Selam.. güç paradigması ile ilgili bütün yadıklarını ve yapılan yorumları okudum.. Güzel başlık bulmuşsun kutluyorum..Güçlü olmak ile ilgili burada yazdıklarımız işin uzmanı olmadığımız için hep eksik kalacak.. Ama benim aklıma hep naziler gelir bu güç ile ilgili konular açıldığında. propaganda bakanı dr. goebbels gelir, nazilerin güçlü ve yenilmez olduğunu kendi halkına yalanlarla kanıtlamak adına şeytani yöntemler kullanmış, sanatın her dalını buna alet etmiştir. Sonra yahudi gettolarında düzeni sağlamak için aralarından seçilen yahudilerin (kahya) nazilerden daha fazla zulüm yapmaları da tuhaftır.. Cuma günleri 10:00 - 12:00 arası açık radyo'da ömer madra ve halil turhanlı felsefe ve bu konular üzerine çok kafa açıcı konuşmalar yapıyorlar, kendi adıma oldukça aydınlatıcı olduğundan söz etmeden geçemedim. ayrıca ayrıntı yayınları bu konular üzerine büyük eserleri türkçeye çevirip hizmetimize sunuyorki, ''serv the servants'' -nirvana- diyorum, uzaklaşıyorum..

Çağlar dedi ki...

atalet 30/7/2007
..

çağlarım bilirim..
felsefeyi hiç sevmem..
ben felsefenin temel ilkeleri kitabının sarı pabuçlar bölümünü (yanılmıyorsam 2. 3. sayfa idi..) ve sophinin kitabı mıydı .. onu bile bitirmekten aciz bir ataletim..
ve ayrıca süper yakışıklı şilili felsefe öğretmeninin de.. bu konuda pek faydası olmamıştı..
bir sınıf dolusu koyun gibiydik..
adamın karşısında..

sadece ufak ufak maddeler halinde.. bazı filozofların çıkardıkları savundukları ve eleştirdikleri.. akımları ve genel tanımları bilirim.. o kadar ( kişi kendini bilmek gibi irfan olamazmış =P )

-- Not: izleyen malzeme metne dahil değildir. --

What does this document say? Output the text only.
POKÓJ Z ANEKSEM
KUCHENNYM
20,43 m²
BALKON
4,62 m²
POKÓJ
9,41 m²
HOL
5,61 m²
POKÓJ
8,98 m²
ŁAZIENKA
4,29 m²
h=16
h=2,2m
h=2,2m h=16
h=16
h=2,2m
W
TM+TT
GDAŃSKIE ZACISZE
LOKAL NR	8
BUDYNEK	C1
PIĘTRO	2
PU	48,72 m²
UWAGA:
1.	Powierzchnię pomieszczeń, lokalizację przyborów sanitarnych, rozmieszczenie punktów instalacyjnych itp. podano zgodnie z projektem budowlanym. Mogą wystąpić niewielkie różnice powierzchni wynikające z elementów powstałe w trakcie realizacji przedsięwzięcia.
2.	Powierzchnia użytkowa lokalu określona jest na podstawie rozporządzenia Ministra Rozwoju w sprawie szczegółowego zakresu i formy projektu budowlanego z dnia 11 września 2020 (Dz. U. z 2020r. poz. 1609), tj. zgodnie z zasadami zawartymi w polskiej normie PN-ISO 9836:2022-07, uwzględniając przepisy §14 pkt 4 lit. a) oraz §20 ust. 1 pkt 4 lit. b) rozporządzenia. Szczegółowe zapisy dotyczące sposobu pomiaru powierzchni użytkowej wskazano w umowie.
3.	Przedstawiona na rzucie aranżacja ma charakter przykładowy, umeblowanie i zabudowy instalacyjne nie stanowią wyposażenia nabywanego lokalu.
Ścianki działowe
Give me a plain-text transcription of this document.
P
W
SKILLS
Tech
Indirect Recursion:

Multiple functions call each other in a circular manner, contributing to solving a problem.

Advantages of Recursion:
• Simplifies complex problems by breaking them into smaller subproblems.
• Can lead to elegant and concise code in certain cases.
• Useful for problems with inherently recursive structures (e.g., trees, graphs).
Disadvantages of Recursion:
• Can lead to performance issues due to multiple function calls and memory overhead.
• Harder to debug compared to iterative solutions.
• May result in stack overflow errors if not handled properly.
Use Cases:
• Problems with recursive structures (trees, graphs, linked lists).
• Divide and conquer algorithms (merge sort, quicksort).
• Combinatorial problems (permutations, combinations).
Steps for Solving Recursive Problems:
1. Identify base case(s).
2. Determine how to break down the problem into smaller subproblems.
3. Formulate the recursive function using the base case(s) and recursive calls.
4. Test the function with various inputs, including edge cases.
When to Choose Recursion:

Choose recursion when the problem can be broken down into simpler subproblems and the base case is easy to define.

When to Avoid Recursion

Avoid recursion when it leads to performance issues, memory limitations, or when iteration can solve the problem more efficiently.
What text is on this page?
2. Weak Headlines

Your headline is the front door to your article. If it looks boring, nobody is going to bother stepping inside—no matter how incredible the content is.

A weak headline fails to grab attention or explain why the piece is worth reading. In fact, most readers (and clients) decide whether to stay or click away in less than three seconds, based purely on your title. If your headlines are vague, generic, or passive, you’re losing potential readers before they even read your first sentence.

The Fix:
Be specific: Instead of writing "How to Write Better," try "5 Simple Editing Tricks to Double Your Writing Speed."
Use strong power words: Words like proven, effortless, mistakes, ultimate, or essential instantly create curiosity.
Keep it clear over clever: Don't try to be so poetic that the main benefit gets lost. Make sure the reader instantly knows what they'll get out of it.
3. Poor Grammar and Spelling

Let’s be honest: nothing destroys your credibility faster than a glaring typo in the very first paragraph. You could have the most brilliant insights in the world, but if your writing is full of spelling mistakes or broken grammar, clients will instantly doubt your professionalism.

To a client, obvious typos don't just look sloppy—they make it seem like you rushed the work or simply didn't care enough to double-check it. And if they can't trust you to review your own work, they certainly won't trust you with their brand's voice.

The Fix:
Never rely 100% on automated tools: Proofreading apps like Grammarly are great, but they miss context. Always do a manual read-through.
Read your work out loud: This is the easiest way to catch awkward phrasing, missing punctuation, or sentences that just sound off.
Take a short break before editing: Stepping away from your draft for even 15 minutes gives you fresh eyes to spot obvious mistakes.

ben yazıyla ilgili bi çok şey düşündüm.. ilk okuduğumda da düşünmüştüm.. ama yapılan yorumları okuyunca.. kendimi.. bu konuya yorum yazamayacak dirayette görmüştüm..

şimdi gene öyle oldu..
ama silkinip diyorum ki..
evet..
altını olan kuralı koyar.. gücü olan kuralı koyar..
ama güçsüzün sonu.. şapa oturmak değildir..
bi kaç seçeneği olabilir..
* güçlünün gücünü azlatacak bizans oyunları planlamak..
*güçlünün en yakın .. vazgeçilmez dostu haline gelip.. alttan alta onun kararlarını etkilemek..
*kaçmak..
*başka bir güç alanı oluşturmak.. gibi..

Çağlar dedi ki...

hbasak 15/8/2007
xx siyaseti

Ataletin'in yazısından geldim buraya. Atalet'in yukardaki yorumunu çok güzel ve kadınca buldum. Üniversitede bir ders almıştım: "Gender and politics". İşte o dersin bir makalesinde kadınların "güçsüzlük siyasetini" iyi bildiklerinden bahsediyordu. Güçsüzlük siyasetinin nasıl bir şey olduğunu ise Atalet özetleyivermiş. Güçsüz illa ki oyundan çıkmaz; per perişan vaziyette güçlünün yanında dururken perdenin arkasından oyunun kurallarını istediği yönde etkileyebilir. Pek çok kadın çocukluktan öğrenir güçsüzlük siyasetini nasıl güdeceğini..Özellikle alt alta güçlünün (erkeğin)kararlarını etkilemek, Anadolu kadınında çokça görülen bir yöntem (örnek için bknz: Nasrettin Hoca'nın karısı). xx'leri anlamaya çalışmaktan vazgeçersen bunları nasıl öğreneceksin çağlar?

Çağlar dedi ki...

franbuazloksuruksurubu 29/1/2008
hukuk

hukukun kaynağı ''hak''tır.bütün hukuk hak kavramı çerçevesinde gelişmiş büyümüş ve oluşmuştur.fakat hukukun uygulanması bakımından yaklaşıldığında,sana hak vermemek elde değil..nerede,kim tarafından ve nasıl soruları işte burada önem kazanmaktadır.